Nigeria’s government has come under intense criticism for propping up the naira at 305-315 to the dollar and introducing tight capital controls in response to the country’s worst economic crisis in decades.
The policies have led to a foreign exchange shortage, with many local businesses being forced to buy dollars on the black market, where the rate is scraping 490 to the dollar.
“Intelligence reports at the disposal of the bank reveal the involvement of some unpatriotic elements funding the push to have the CBN and the federal government reverse its forex policy,” said the bank’s spokesman Isaac Okorafor.
Okorafor said that a weak naira would only hurt the country’s poor, adding that the bank was committed to ensuring that “the masses of our country’s low income earners are protected from the vagaries of high naira depreciation”.
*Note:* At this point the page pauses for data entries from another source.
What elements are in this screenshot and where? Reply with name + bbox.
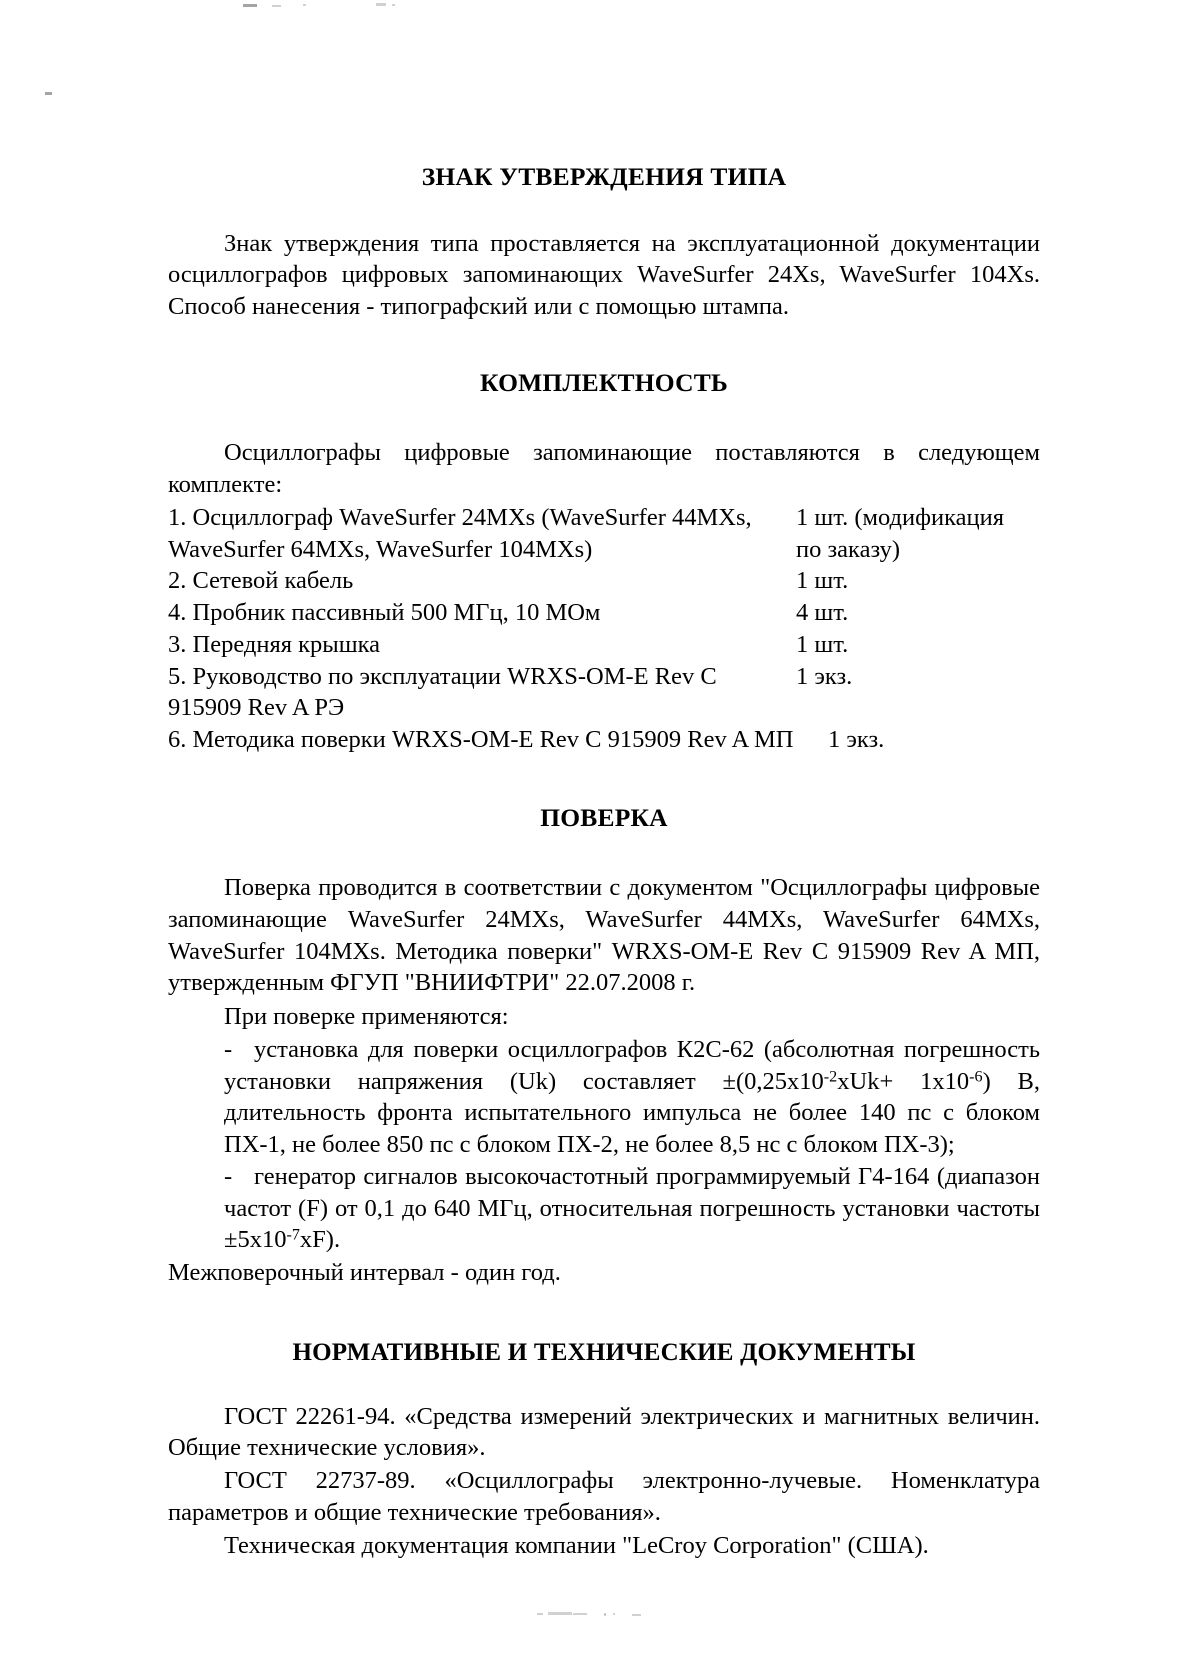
list-item-name [168,661,798,693]
list-item [168,629,1040,661]
paragraph-type-mark: Знак утверждения типа проставляется на эксплуатационной документации осциллографов цифровых запоминающих WaveSurfer 24Xs, WaveSurfer 104Xs. Способ нанесения - типографский или с помощью штампа. [168,229,1040,321]
dash-bullet: - [224,1162,233,1190]
list-item-qty-continuation: по заказу) [796,535,901,563]
list-item-qty: 1 шт. [796,567,849,595]
list-item-title-continuation: 915909 Rev A РЭ [168,694,345,722]
list-item [168,565,1040,597]
list-item-continuation [168,534,1040,566]
exponent-minus-two: -2 [823,1068,838,1086]
paragraph-applied-lead: При поверке применяются: [224,1003,509,1031]
document-body [168,160,1040,1561]
heading-normative-documents: НОРМАТИВНЫЕ И ТЕХНИЧЕСКИЕ ДОКУМЕНТЫ [292,1338,916,1366]
normative-entry-gost-22737: ГОСТ 22737-89. «Осциллографы электронно-лучевые. Номенклатура параметров и общие технические требования». [168,1467,1040,1526]
heading-verification: ПОВЕРКА [540,802,668,832]
list-item [168,597,1040,629]
equipment-item-2 [224,1161,1040,1256]
list-item-continuation [168,692,1040,724]
scan-artifact [604,1614,606,1616]
equipment-text-part-2: xF). [299,1226,341,1254]
list-item-qty: 1 шт. (модификация [796,503,1005,531]
paragraph-completeness-intro: Осциллографы цифровые запоминающие поставляются в следующем комплекте: [168,439,1040,499]
equipment-text-part-3: ) В, длительность фронта испытательного импульса не более 140 пс с блоком ПХ-1, не более 850 пс с блоком ПХ-2, не более 8,5 нс с блоком ПХ-3); [224,1067,1041,1159]
list-item-title: Передняя крышка [192,630,380,658]
list-item-name [168,502,798,534]
list-item-name [168,565,798,597]
equipment-item-1 [224,1034,1040,1161]
scan-artifact [537,1613,543,1615]
paragraph-verification-interval: Межповерочный интервал - один год. [168,1258,561,1286]
list-item-title: Руководство по эксплуатации WRXS-OM-E Rev C [192,662,717,690]
dash-bullet: - [224,1035,233,1063]
list-item-title: Осциллограф WaveSurfer 24MXs (WaveSurfer 44MXs, [192,503,752,531]
exponent-minus-seven: -7 [286,1226,300,1244]
scan-artifact [303,4,306,6]
heading-type-mark: ЗНАК УТВЕРЖДЕНИЯ ТИПА [421,162,787,191]
list-item-title: Сетевой кабель [192,567,354,595]
scan-artifact [613,1613,615,1615]
scan-artifact [272,5,281,7]
verification-equipment-list [168,1034,1040,1256]
equipment-text-part-2: xUk+ 1x10 [837,1067,970,1095]
list-item [168,724,1040,756]
scan-artifact [45,92,52,95]
equipment-text-part-1: установка для поверки осциллографов К2С-62 (абсолютная погрешность установки напряжения (Uk) составляет ±(0,25x10 [224,1035,1040,1095]
normative-entry-lecroy-documentation: Техническая документация компании "LeCroy Corporation" (США). [224,1531,929,1559]
paragraph-verification: Поверка проводится в соответствии с документом "Осциллографы цифровые запоминающие WaveSurfer 24MXs, WaveSurfer 44MXs, WaveSurfer 64MXs, WaveSurfer 104MXs. Методика поверки" WRXS-OM-E Rev C 915909 Rev A МП, утвержденным ФГУП "ВНИИФТРИ" 22.07.2008 г. [168,874,1040,997]
scan-artifact [376,3,386,6]
list-item-number: 2. [168,567,187,595]
list-item-number: 6. [168,725,187,753]
list-item-number: 5. [168,662,187,690]
list-item-number: 4. [168,599,187,627]
scan-artifact [632,1614,641,1616]
list-item-title: Методика поверки WRXS-OM-E Rev C 915909 Rev A МП [192,725,794,753]
equipment-text-part-1: генератор сигналов высокочастотный программируемый Г4-164 (диапазон частот (F) от 0,1 до 640 МГц, относительная погрешность установки частоты ±5x10 [224,1162,1040,1254]
list-item-name [168,597,798,629]
list-item-qty: 4 шт. [796,599,849,627]
list-item-qty: 1 экз. [796,662,853,690]
scan-artifact [392,4,395,6]
normative-entry-gost-22261: ГОСТ 22261-94. «Средства измерений электрических и магнитных величин. Общие технические условия». [168,1402,1040,1462]
list-item-name [168,724,798,756]
list-item-name [168,629,798,661]
list-item-title: Пробник пассивный 500 МГц, 10 МОм [192,599,601,627]
list-item [168,502,1040,534]
exponent-minus-six: -6 [969,1068,983,1086]
list-item-number: 3. [168,630,187,658]
list-item-qty: 1 экз. [828,725,885,753]
heading-completeness: КОМПЛЕКТНОСТЬ [480,367,728,397]
list-item [168,661,1040,693]
list-item-number: 1. [168,503,187,531]
scan-artifact [548,1612,572,1615]
list-item-title-continuation: WaveSurfer 64MXs, WaveSurfer 104MXs) [168,535,593,563]
scan-artifact [243,4,257,7]
completeness-list [168,502,1040,756]
list-item-qty: 1 шт. [796,630,849,658]
scan-artifact [573,1613,587,1615]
The ratings agency Fitch downgraded the outlook on Nigeria’s long-term debt this week, citing “tight foreign exchange liquidity” as an impediment to growth.
In a note sent to investors, Standard Chartered Bank economist Razia Khan said that it was unlikely that the foreign exchange market would be liberalised soon.
“For now, the only clear takeaway is that there are no imminent plans for further FX liberalisation,” Khan said. “FX will continue to be rationed.”
Falling global oil prices and repeated attacks on crude infrastructure in Nigeria’s south severely hit the country’s economy in 2016, sending it into its first recession in decades.
Nigeria, which gets over 70 percent of its revenue from oil, is now suffering from a debilitating shortage of foreign exchange, hitting imports and overseas investment.
Fitch said that Nigeria would continue to suffer low growth if foreign exchange continued to be in short supply and if the government could not narrow the fiscal deficit.